Conditional Statements


  Conditional Statements

        Conditional statements help in making a decision based on certain conditions. These conditions are specified by a set of conditional statements having Boolean expressions which are evaluated to true or false. In programming languages most of the time we have to control the flow of the execution of your program, you want to execute some set of statements only if the given condition is satisfied and a different set of statements when it is not satisfied. Which we also call it as control statements or decision making statements.

We use this statements when we want to execute a block of code when the given condition is true or false.

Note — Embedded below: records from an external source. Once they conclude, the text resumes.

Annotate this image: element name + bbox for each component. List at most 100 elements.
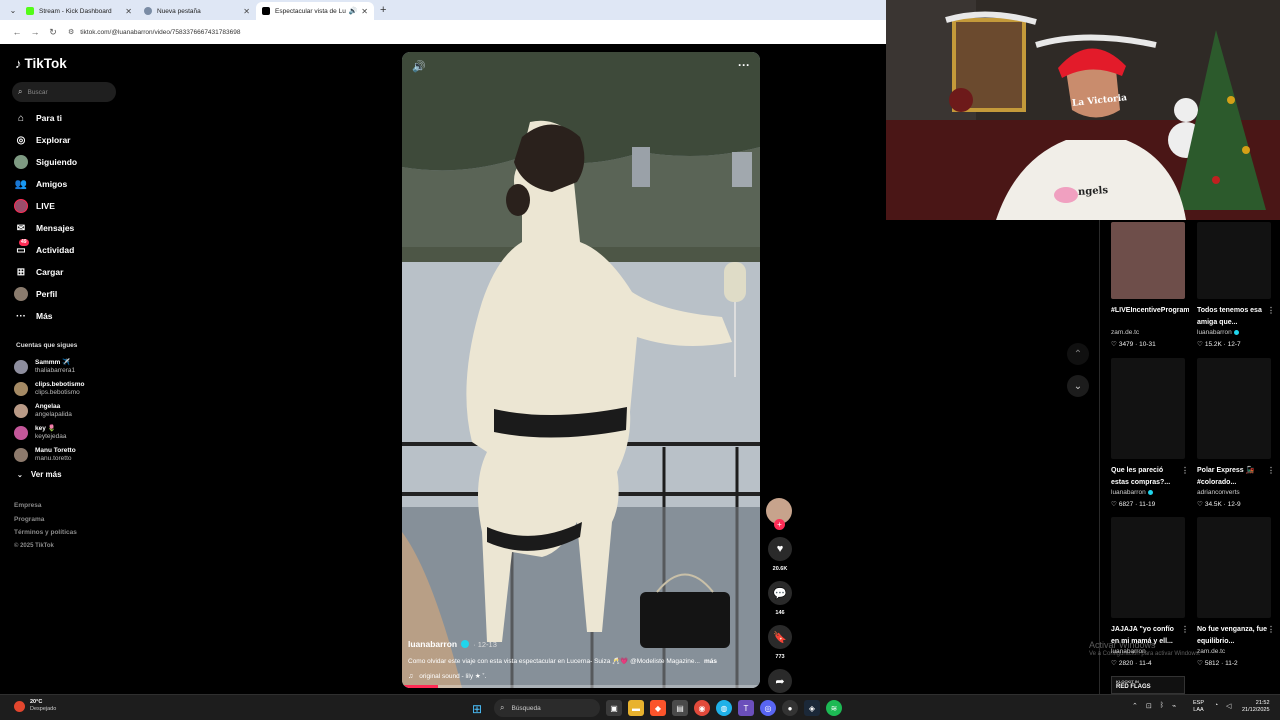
video-player[interactable]: 🔊 ··· luanabarron · 12-13 Como olvidar e… [402, 52, 760, 688]
rec-video-card[interactable]: Todos tenemos esa amiga que... ⋮ luanabar… [1197, 222, 1275, 348]
search-input[interactable]: ⌕ Buscar [12, 82, 116, 102]
follow-plus-icon[interactable]: + [774, 519, 785, 530]
teams-icon[interactable]: T [738, 700, 754, 716]
windows-start-icon[interactable]: ⊞ [472, 702, 482, 716]
rec-video-card[interactable]: No fue venganza, fue equilibrio... ⋮ zam.… [1197, 517, 1275, 667]
close-icon[interactable]: ✕ [361, 7, 368, 16]
following-item[interactable]: Angelaa angelapalida [14, 400, 84, 422]
more-icon[interactable]: ⋮ [1267, 465, 1275, 488]
bluetooth-icon[interactable]: ᛒ [1160, 702, 1164, 710]
more-link[interactable]: más [704, 658, 717, 665]
more-icon[interactable]: ⋮ [1267, 305, 1275, 328]
steam-icon[interactable]: ◈ [804, 700, 820, 716]
following-item[interactable]: clips.bebotismo clips.bebotismo [14, 378, 84, 400]
live-avatar-icon [14, 199, 28, 213]
weather-desc: Despejado [30, 706, 57, 712]
brave-icon[interactable]: ◆ [650, 700, 666, 716]
nav-label: Cargar [36, 267, 64, 277]
nav-item-cargar[interactable]: ⊞ Cargar [14, 261, 77, 283]
back-icon[interactable]: ← [8, 27, 26, 37]
volume-icon[interactable]: 🔊 [412, 60, 426, 73]
next-video-button[interactable]: ⌄ [1067, 375, 1089, 397]
following-handle: angelapalida [35, 411, 72, 418]
close-icon[interactable]: ✕ [243, 7, 250, 16]
network-icon[interactable]: ⊡ [1146, 702, 1152, 710]
usb-icon[interactable]: ⌁ [1172, 702, 1176, 710]
rec-thumbnail [1111, 517, 1185, 618]
more-icon[interactable]: ⋮ [1267, 624, 1275, 647]
rec-video-card[interactable]: Que les pareció estas compras?... ⋮ luana… [1111, 358, 1189, 508]
wifi-icon[interactable]: ◔ [1214, 702, 1218, 709]
more-options-icon[interactable]: ··· [738, 58, 750, 72]
video-progress-fill [402, 685, 438, 688]
heart-icon: ♡ [1197, 501, 1203, 508]
close-icon[interactable]: ✕ [125, 7, 132, 16]
footer-link-terminos[interactable]: Términos y políticas [14, 529, 77, 543]
save-count: 773 [775, 654, 785, 660]
globe-app-icon[interactable]: ◍ [716, 700, 732, 716]
file-explorer-icon[interactable]: ▬ [628, 700, 644, 716]
previous-video-button[interactable]: ⌃ [1067, 343, 1089, 365]
spotify-icon[interactable]: ≋ [826, 700, 842, 716]
url-field[interactable]: ⚙ tiktok.com/@luanabarron/video/75833766… [68, 28, 240, 37]
discord-icon[interactable]: ◎ [760, 700, 776, 716]
video-progress-bar[interactable] [402, 685, 760, 688]
tiktok-logo[interactable]: ♪ TikTok [15, 56, 67, 71]
nav-item-amigos[interactable]: 👥 Amigos [14, 173, 77, 195]
heart-icon: ♡ [1197, 341, 1203, 348]
see-more-button[interactable]: ⌄ Ver más [17, 470, 62, 479]
site-info-icon[interactable]: ⚙ [68, 28, 74, 36]
following-item[interactable]: key 🌷 keytejedaa [14, 422, 84, 444]
following-item[interactable]: Manu Toretto manu.toretto [14, 444, 84, 466]
sound-link[interactable]: ♫ original sound - lily ★ ˚. [408, 672, 754, 681]
nav-item-actividad[interactable]: ▭ 49 Actividad [14, 239, 77, 261]
share-icon[interactable]: ➦ [768, 669, 792, 693]
reload-icon[interactable]: ↻ [44, 27, 62, 38]
nav-item-para-ti[interactable]: ⌂ Para ti [14, 107, 77, 129]
tab-new-tab[interactable]: Nueva pestaña ✕ [138, 2, 256, 20]
volume-icon[interactable]: ◁ [1226, 702, 1231, 710]
nav-item-mas[interactable]: ··· Más [14, 305, 77, 327]
nav-item-perfil[interactable]: Perfil [14, 283, 77, 305]
following-item[interactable]: Sammm ✈️ thaliabarrera1 [14, 356, 84, 378]
video-author[interactable]: luanabarron · 12-13 [408, 639, 754, 649]
language-indicator[interactable]: ESP LAA [1193, 700, 1204, 714]
profile-avatar-icon [14, 287, 28, 301]
tab-kick-dashboard[interactable]: Stream - Kick Dashboard ✕ [20, 2, 138, 20]
nav-item-explorar[interactable]: ◎ Explorar [14, 129, 77, 151]
bookmark-icon[interactable]: 🔖 [768, 625, 792, 649]
rec-title: Polar Express 🚂 #colorado... [1197, 467, 1255, 486]
sound-name: original sound - lily ★ ˚. [419, 673, 487, 680]
speaker-icon[interactable]: 🔊 [349, 7, 358, 15]
compass-icon: ◎ [16, 134, 26, 146]
task-view-icon[interactable]: ▣ [606, 700, 622, 716]
new-tab-button[interactable]: + [380, 4, 386, 16]
tab-list-icon[interactable]: ⌄ [6, 6, 20, 15]
forward-icon[interactable]: → [26, 27, 44, 37]
obs-icon[interactable]: ● [782, 700, 798, 716]
chevron-up-icon[interactable]: ⌃ [1132, 702, 1138, 710]
taskbar-search[interactable]: ⌕ Búsqueda [494, 699, 600, 717]
nav-item-live[interactable]: LIVE [14, 195, 77, 217]
tab-tiktok-video[interactable]: Espectacular vista de Lucerna 🔊 ✕ [256, 2, 374, 20]
heart-icon[interactable]: ♥ [768, 537, 792, 561]
chrome-icon[interactable]: ◉ [694, 700, 710, 716]
footer-link-empresa[interactable]: Empresa [14, 502, 77, 516]
rec-video-card[interactable]: #LIVEIncentiveProgram...⋮ zam.de.tc ♡347… [1111, 222, 1189, 348]
rec-thumbnail-partial[interactable]: KLOCKIT IN RED FLAGS [1111, 676, 1185, 694]
rec-author: zam.de.tc [1111, 329, 1140, 336]
clock[interactable]: 21:52 21/12/2025 [1242, 700, 1270, 714]
creator-avatar[interactable]: + [766, 498, 792, 530]
rec-likes: 3479 [1118, 341, 1134, 348]
weather-widget[interactable]: 20°C Despejado [14, 699, 56, 713]
nav-item-mensajes[interactable]: ✉ Mensajes [14, 217, 77, 239]
more-icon[interactable]: ⋮ [1181, 465, 1189, 488]
rec-video-card[interactable]: Polar Express 🚂 #colorado... ⋮ adrianconv… [1197, 358, 1275, 508]
comment-icon[interactable]: 💬 [768, 581, 792, 605]
store-icon[interactable]: ▤ [672, 700, 688, 716]
footer-link-programa[interactable]: Programa [14, 516, 77, 530]
avatar [14, 404, 28, 418]
nav-item-siguiendo[interactable]: Siguiendo [14, 151, 77, 173]
taskbar-apps: ▣ ▬ ◆ ▤ ◉ ◍ T ◎ ● ◈ ≋ [606, 700, 848, 716]
tab-bar: ⌄ Stream - Kick Dashboard ✕ Nueva pestañ… [0, 0, 886, 20]
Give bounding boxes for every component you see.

In Python, we use different types of conditional statements :

  1. If statements
  2. If-else statements
  3. Nested-if statements
  4. Elif statement


If statements

    If statement is one of the most commonly used conditional statement in most of the programming languages. An if statement consists of a Boolean expression followed by one or more statements. It decides whether certain statement need to be executed or not. If statements checks for a given condition, if the condition is true,then the set of code present inside the if black will be executed.
 
The if condition evaluates a Boolean expression and executes the block of code only when the boolean expression becomes True.

Syntax :

 if(Conditional expression): 
            statement(s) to execute            #Execute if the condition is true
    
If keyword and the conditional expression is ended with a colon. Conditional expression returns a Boolean value means True or False. If the resulting value is True then the statement is executed,which is mentioned below the if condition with a tabspace (this Indentation is very important).

Flow Chart :


If you observe the flow chart,first controller will come to an if condition. if it is true, then the statements will be executed otherwise the code present outside the block will be executed.

Example :

Value=100

if(value=100):

     print("value of expression is 100")

print("good bye!")

Output :

value of expression is 100

good bye!

Short hand if :

      If you have only one statement to execute you can put it on the same line as the if statement.